Após os Estados Unidos confirmarem a aplicação de tarifas de 25% sobre produtos brasileiros, o secretário de Estado dos Estados Unidos, Marco Rubio, indicou que a motivação da medida é política. Em publicação nas redes sociais, Rubio afirmou que as políticas econômicas do governo brasileiro são “ruins para os americanos e ruins para os brasileiros” e acusou o governo de não negociar de boa-fé com os EUA. “Para que não haja confusão sobre o motivo: o presidente Lula e seu governo não negociariam com os EUA de boa-fé”, escreveu o secretário. Rubio elevou o tom ao afirmar que o presidente brasileiro colocou “o próprio ego à frente de fazer um acordo pelo bem-estar do povo brasileiro” e que “as tarifas são o preço por isso”. As declarações reforçam a leitura, já defendida por integrantes do governo brasileiro, de que a decisão tem um componente político.
A interpretação, porém, contrasta com a versão oficialmente apresentada pelo Escritório do Representante de Comércio dos Estados Unidos (USTR), órgão responsável pela investigação que resultou no tarifaço. Em entrevista coletiva após a divulgação da medida, uma autoridade do USTR rejeitou a ideia de que a sobretaxa tenha sido motivada por divergências políticas com o governo brasileiro. “Eu rejeito isso totalmente. Não se trata de gostar ou não das decisões políticas de outro país”, respondeu o representante americano ao ser questionado pela TV Globo sobre o caráter político da decisão. Segundo a autoridade, as conversas com o governo brasileiro permaneceram abertas durante todo o processo e ocorreram em tom cordial. “Temos conversas bastante cordiais com nossos interlocutores brasileiros. Na verdade, são as únicas pessoas com quem converso. Não estou mantendo discussões com outras pessoas no Brasil”, afirmou.
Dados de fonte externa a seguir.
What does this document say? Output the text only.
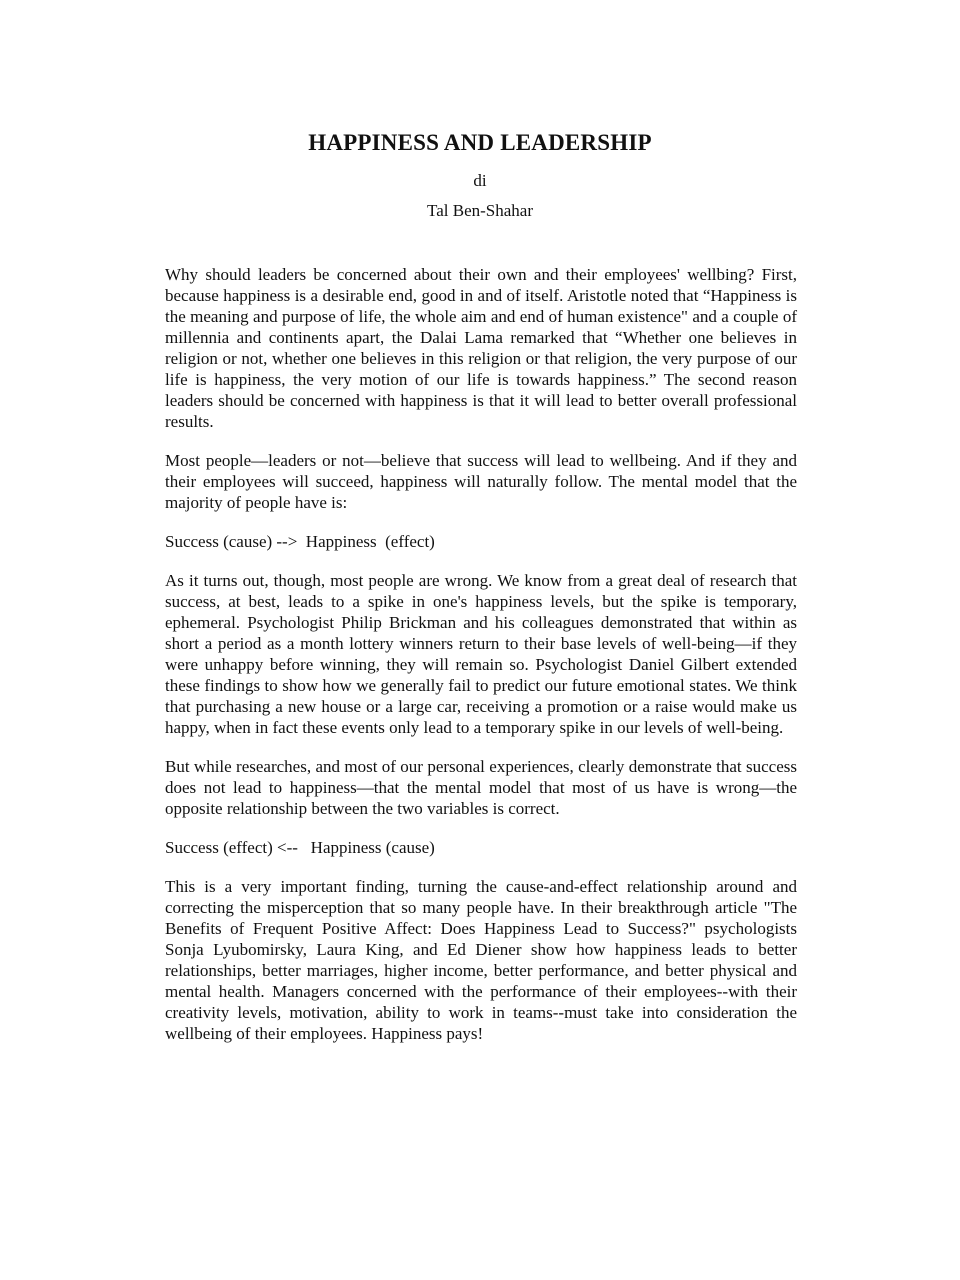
HAPPINESS AND LEADERSHIP
di
Tal Ben-Shahar

Why should leaders be concerned about their own and their employees' wellbing? First, because happiness is a desirable end, good in and of itself. Aristotle noted that “Happiness is the meaning and purpose of life, the whole aim and end of human existence" and a couple of millennia and continents apart, the Dalai Lama remarked that “Whether one believes in religion or not, whether one believes in this religion or that religion, the very purpose of our life is happiness, the very motion of our life is towards happiness.” The second reason leaders should be concerned with happiness is that it will lead to better overall professional results.

Most people—leaders or not—believe that success will lead to wellbeing. And if they and their employees will succeed, happiness will naturally follow. The mental model that the majority of people have is:

Success (cause) -->  Happiness  (effect)

As it turns out, though, most people are wrong. We know from a great deal of research that success, at best, leads to a spike in one's happiness levels, but the spike is temporary, ephemeral. Psychologist Philip Brickman and his colleagues demonstrated that within as short a period as a month lottery winners return to their base levels of well-being—if they were unhappy before winning, they will remain so. Psychologist Daniel Gilbert extended these findings to show how we generally fail to predict our future emotional states. We think that purchasing a new house or a large car, receiving a promotion or a raise would make us happy, when in fact these events only lead to a temporary spike in our levels of well-being.

But while researches, and most of our personal experiences, clearly demonstrate that success does not lead to happiness—that the mental model that most of us have is wrong—the opposite relationship between the two variables is correct.

Success (effect) <--   Happiness (cause)

This is a very important finding, turning the cause-and-effect relationship around and correcting the misperception that so many people have. In their breakthrough article "The Benefits of Frequent Positive Affect: Does Happiness Lead to Success?" psychologists Sonja Lyubomirsky, Laura King, and Ed Diener show how happiness leads to better relationships, better marriages, higher income, better performance, and better physical and mental health. Managers concerned with the performance of their employees--with their creativity levels, motivation, ability to work in teams--must take into consideration the wellbeing of their employees. Happiness pays!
USTR detalha críticas ao Brasil após anúncio da tarifa
O USTR divulgou nas redes sociais uma longa lista de argumentos para justificar a medida. Segundo o órgão, o Brasil adota há décadas práticas que prejudicam empresas americanas, favorecem produtores brasileiros e restringem o acesso de exportadores dos EUA ao mercado brasileiro. Entre as críticas apresentadas estão o desmatamento ilegal na Amazônia, decisões judiciais envolvendo plataformas digitais americanas, tarifas preferenciais concedidas a países como México e Índia, falhas na proteção da propriedade intelectual, dificuldades de acesso ao mercado brasileiro de etanol e o funcionamento de barreiras comerciais. A professora do Insper analisa os efeitos do novo tarifaço na economia brasileira, destacando o impacto sobre setores como agronegócio e indústria.
O panorama político geral revela uma escalada nas tensões entre Brasil e EUA, com implicações diretas para as relações bilaterais e para a economia brasileira. Enquanto o governo brasileiro avalia medidas de retaliação, o Planalto admite revés e projeta crise política semelhante à de 2025 se novas tarifas forem confirmadas. A crise diplomática expõe divergências que vão além do comércio, envolvendo questões ambientais, judiciais e de soberania nacional. A situação coloca em xeque a capacidade de negociação do Brasil e pode redefinir alianças estratégicas no cenário internacional.